Sir Paul McCartney chantera sur les plaines d’Abraham le 20 juillet prochain. Il viendra à Québec pour la première et fort probablement la dernière fois. Il s’agit là du meilleur coup de la Société des fêtes du 400e et de son directeur général, Daniel Gélinas.
Ainsi, grâce à son 400e anniversaire, notre ville sera l’hôte de cet artiste plus grand que nature. Après Liverpool et Kiev, Québec sera possiblement la dernière ville où il se produira en 2008. Malgré tout le respect que j’ai pour Cèline Dion, la présence de l’ex-Beatle à Québec est véritablement le clou du volet spectacle du 400e. Comme le disait Daniel Gélinas en début de semaine : «Paul McCartney n’est pas juste un artiste populaire, c’est une légende, une icône». En fait, il fut l’une des figures de proue du groupe qui révolutionna la musique populaire dans les années 1960 et dont l’influence musicale se fait encore sentir.

La Société du 400e considère avec raison que ce concert de McCartney lui donnera enfin la publicité mondiale tant attendue. En effet, grâce à cet évènement, Québec acquiert une notoriété internationale instantanée puisque le monde entier sait maintenant que Paul McCartney sera à Québec et que cette présence est justifiée par le 400e anniversaire de notre ville. Grâce à lui donc, Québec devient un point de mire culturel mondial, ce qui confère aux célébrations une dimension planétaire. Seule chose difficile à comprendre, on ne prévoit aucune distribution de billets alors qu’on attend une foule de 250 000 personnes contre 100 000 pour Céline Dion. Cherchez l’erreur!

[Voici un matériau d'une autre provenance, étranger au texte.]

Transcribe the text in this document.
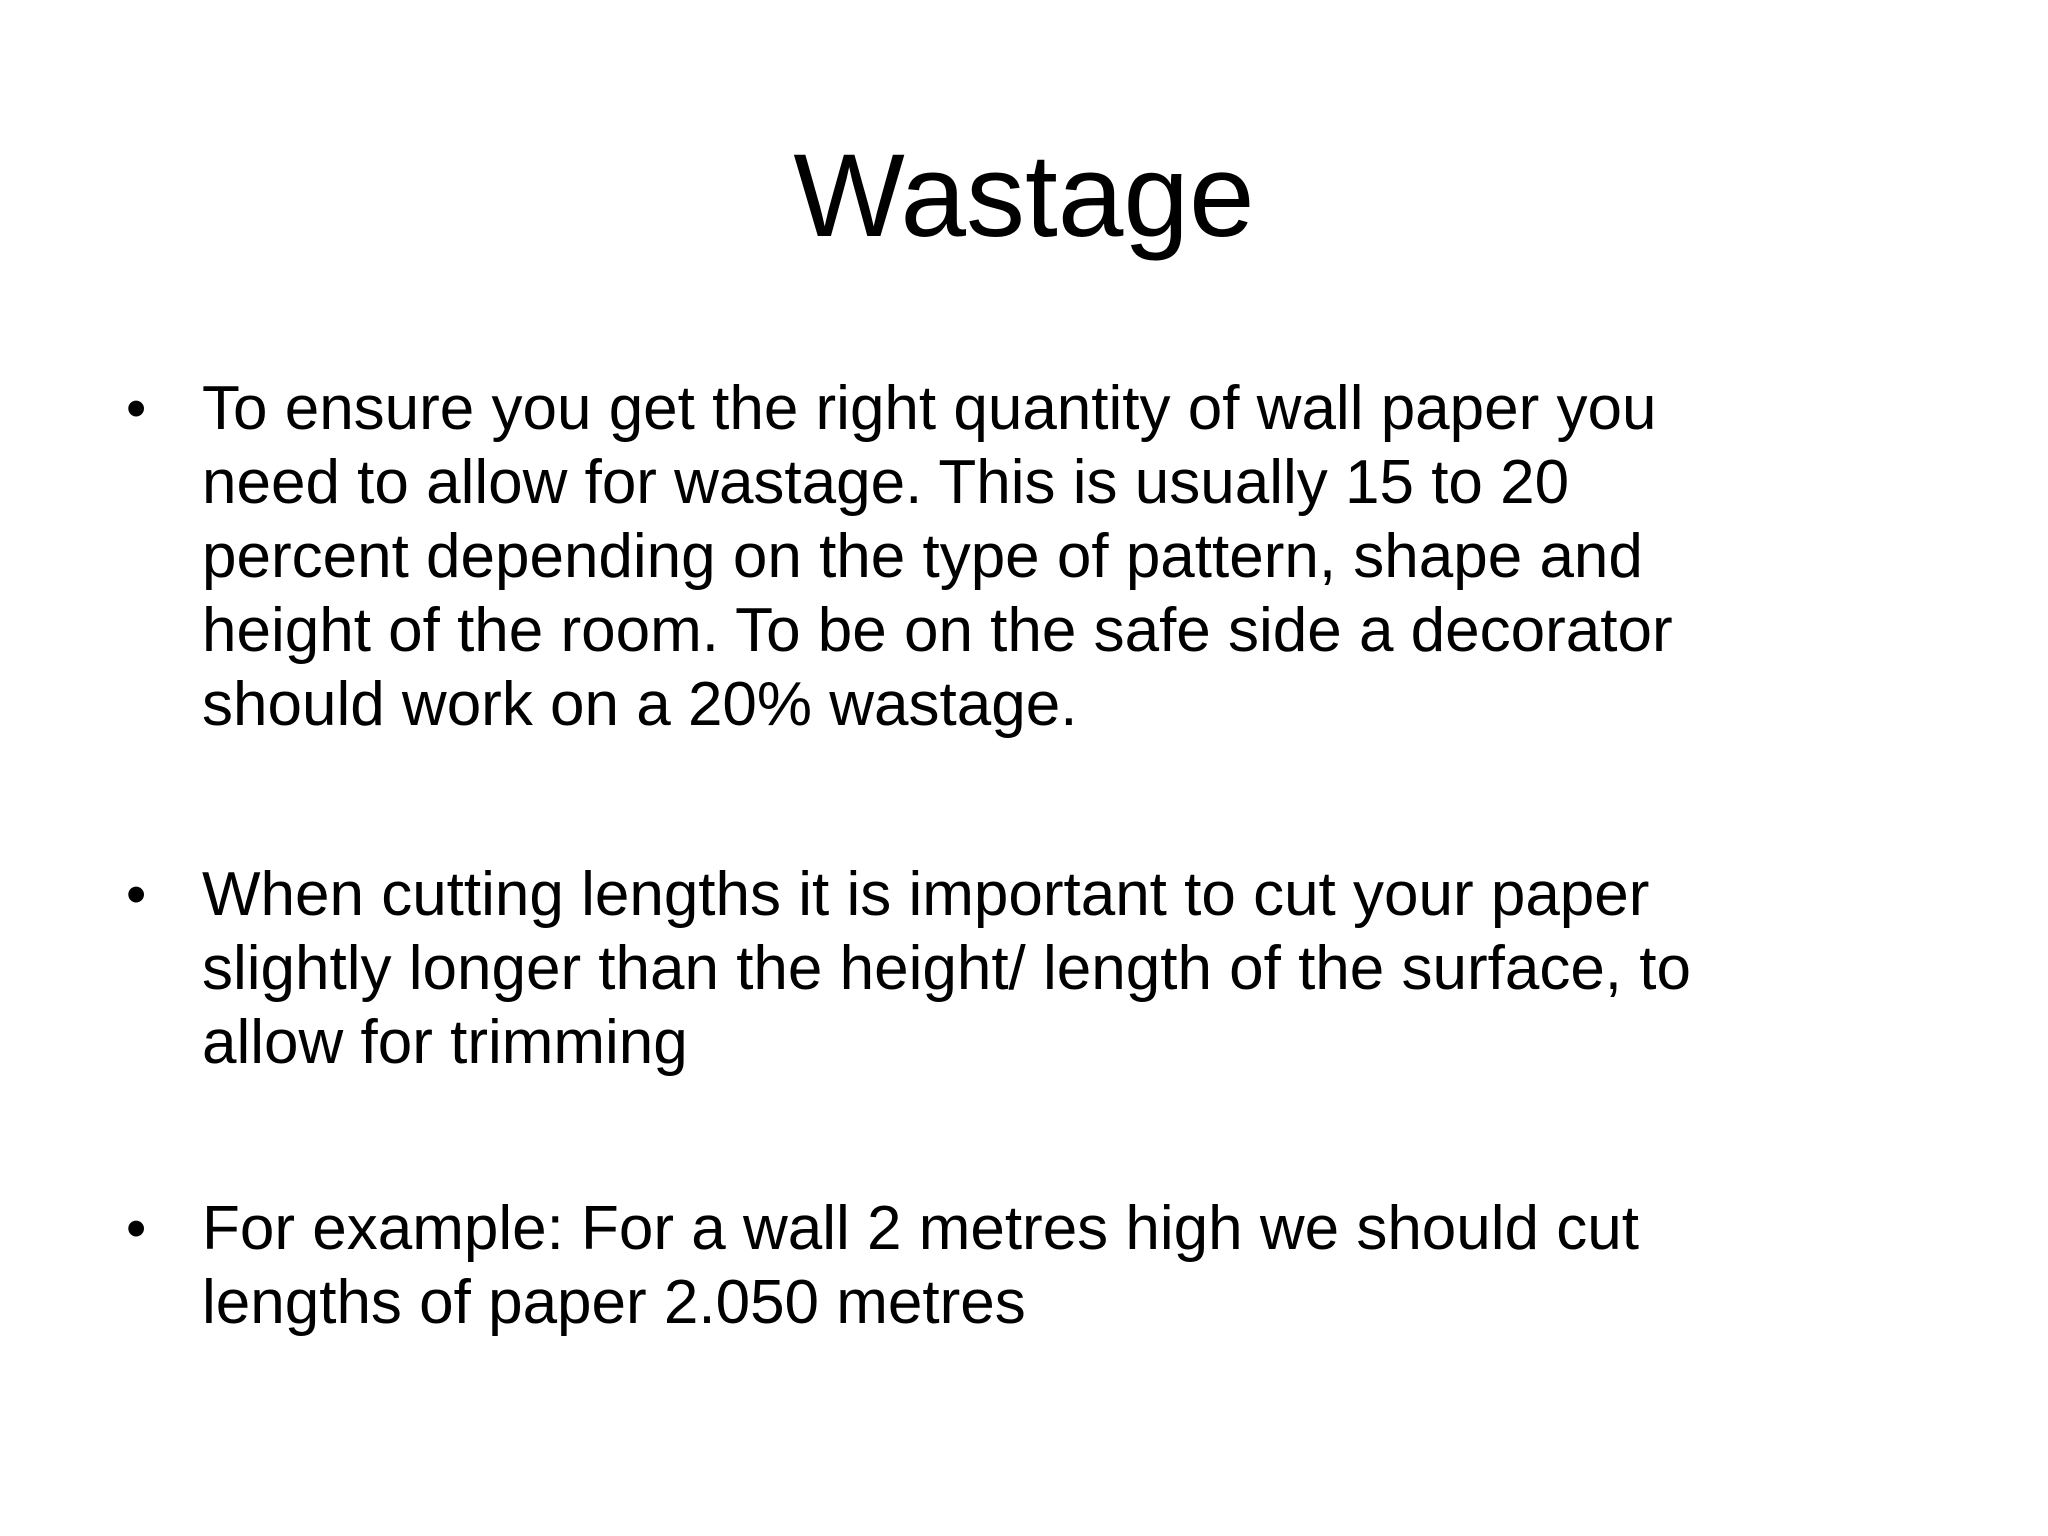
Wastage
• To ensure you get the right quantity of wall paper you
need to allow for wastage. This is usually 15 to 20
percent depending on the type of pattern, shape and
height of the room. To be on the safe side a decorator
should work on a 20% wastage.

• When cutting lengths it is important to cut your paper
slightly longer than the height/ length of the surface, to
allow for trimming

• For example: For a wall 2 metres high we should cut
lengths of paper 2.050 metres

Comme il le disait lui-même, cette annonce de la venue de Paul McCartney à Québec est, pour Daniel Gélinas, «la cerise sur le sundae». Il s’agit probablement du meilleur coup de la carrière de cet homme qu’on peut considérer comme le sauveur des festivités marquant la fondation de notre ville. En effet, force est de constater que son arrivée à la direction de la Société des fêtes du 400e, début janvier, a donné un nouvel élan à cet organisme qui n’allait nulle part.

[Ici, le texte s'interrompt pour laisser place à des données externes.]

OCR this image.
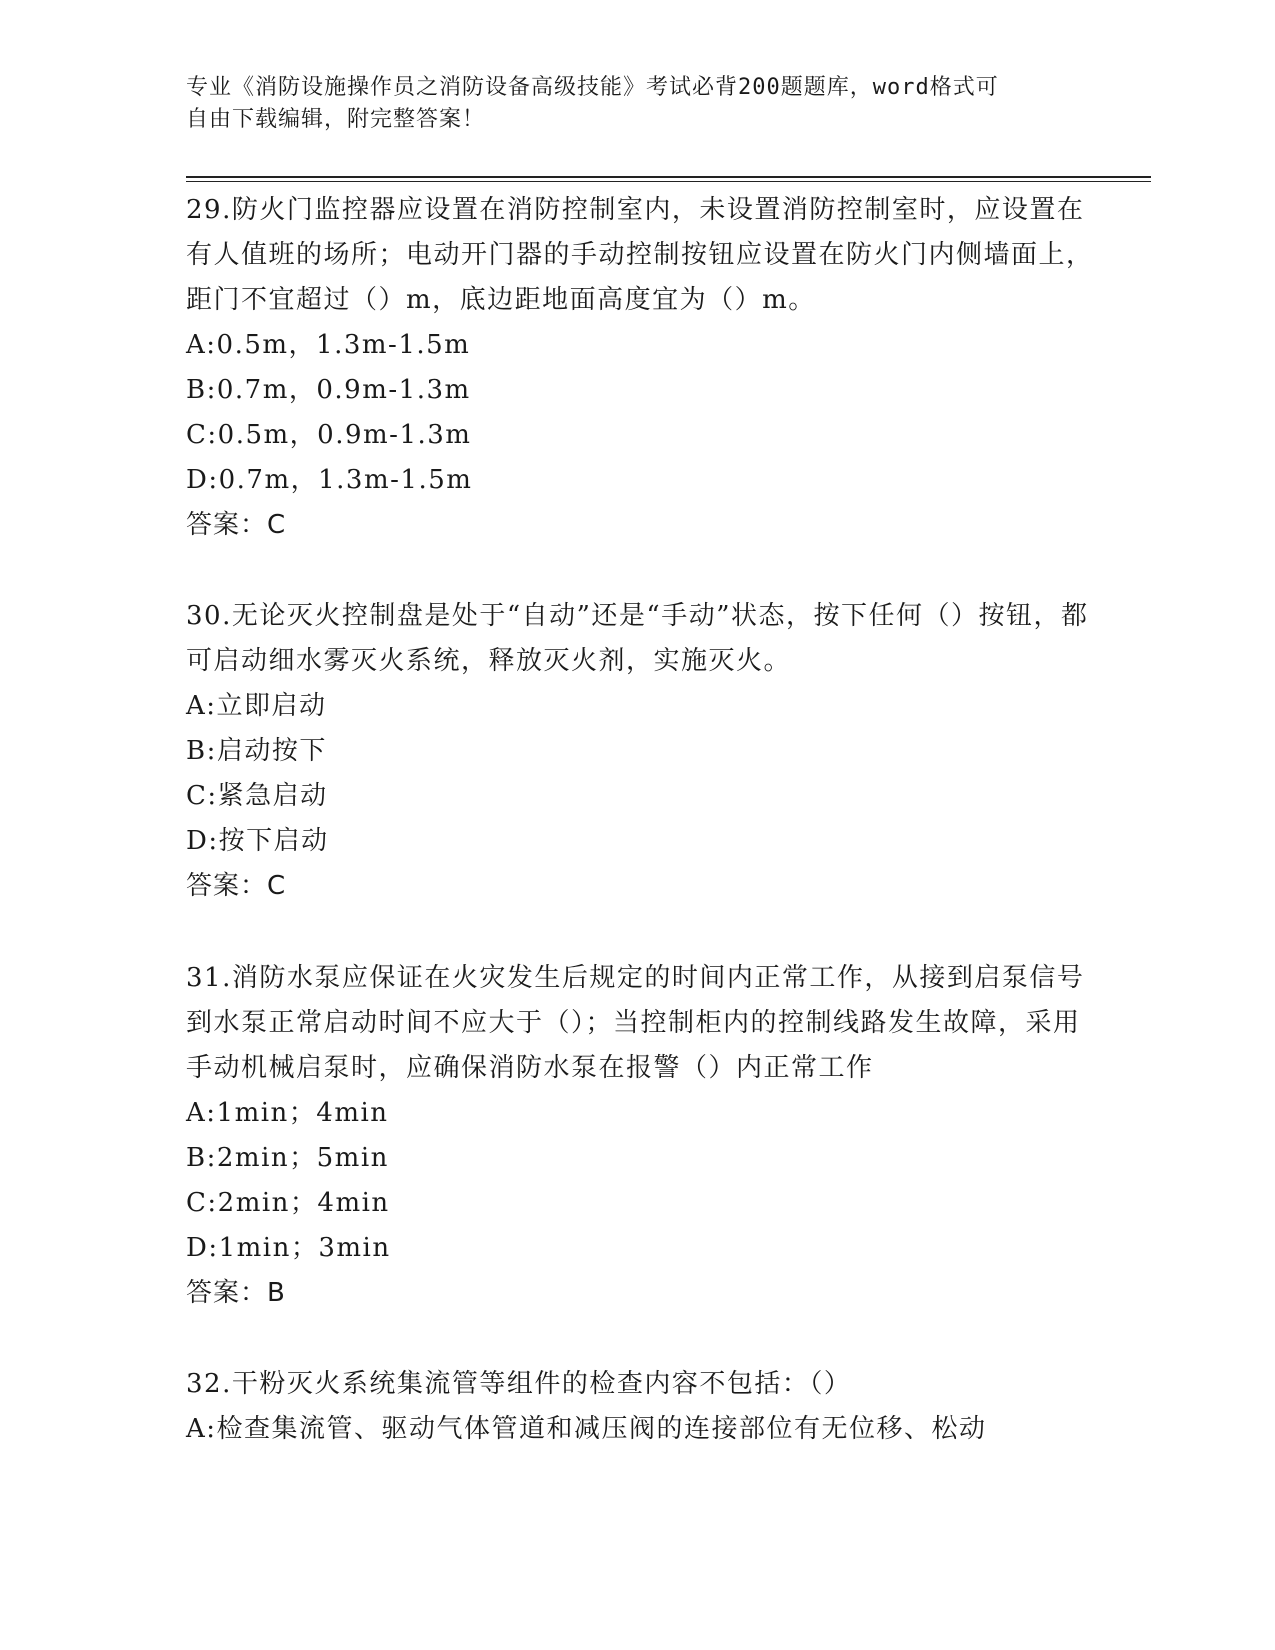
专业《消防设施操作员之消防设备高级技能》考试必背200题题库，word格式可
自由下载编辑，附完整答案！
29.防火门监控器应设置在消防控制室内，未设置消防控制室时，应设置在有人值班的场所；电动开门器的手动控制按钮应设置在防火门内侧墙面上，距门不宜超过（）m，底边距地面高度宜为（）m。
A:0.5m，1.3m-1.5m
B:0.7m，0.9m-1.3m
C:0.5m，0.9m-1.3m
D:0.7m，1.3m-1.5m
答案：C
30.无论灭火控制盘是处于“自动”还是“手动”状态，按下任何（）按钮，都可启动细水雾灭火系统，释放灭火剂，实施灭火。
A:立即启动
B:启动按下
C:紧急启动
D:按下启动
答案：C
31.消防水泵应保证在火灾发生后规定的时间内正常工作，从接到启泵信号到水泵正常启动时间不应大于（）；当控制柜内的控制线路发生故障，采用手动机械启泵时，应确保消防水泵在报警（）内正常工作
A:1min；4min
B:2min；5min
C:2min；4min
D:1min；3min
答案：B
32.干粉灭火系统集流管等组件的检查内容不包括：（）
A:检查集流管、驱动气体管道和减压阀的连接部位有无位移、松动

Malgré ce que peuvent en dire les membres du conseil d’administration de la Société, les dirigeants précédents, sous la piètre gouverne de Pierre Boulanger, amenaient les célébrations directement dans le mur. Sans Daniel Gélinas, son expertise, son sang-froid et sa rapidité d’action, l’échec des fêtes du 400e aurait pu être plus retentissant que celui de Québec 1984.

Il reste encore beaucoup de travail à accomplir pour concrétiser la réalisation de la programmation. Toutefois, si la température y met du sien, les rues de Québec seront pleines durant tout l’été. L’heure est à la fête et il est évidemment trop tôt pour faire le bilan de l’organisation. Par contre, quand le moment sera venu, il ne faudra pas oublier que les 95 M$ qui auront été investis dans ces célébrations proviennent de nos impôts. Nos élus municipaux, provinciaux et fédéraux devront alors remplir leurs promesses de transparence et faire connaître les responsables et les coûts des nombreux cafouillages qui ont failli ternir l’image de notre ville.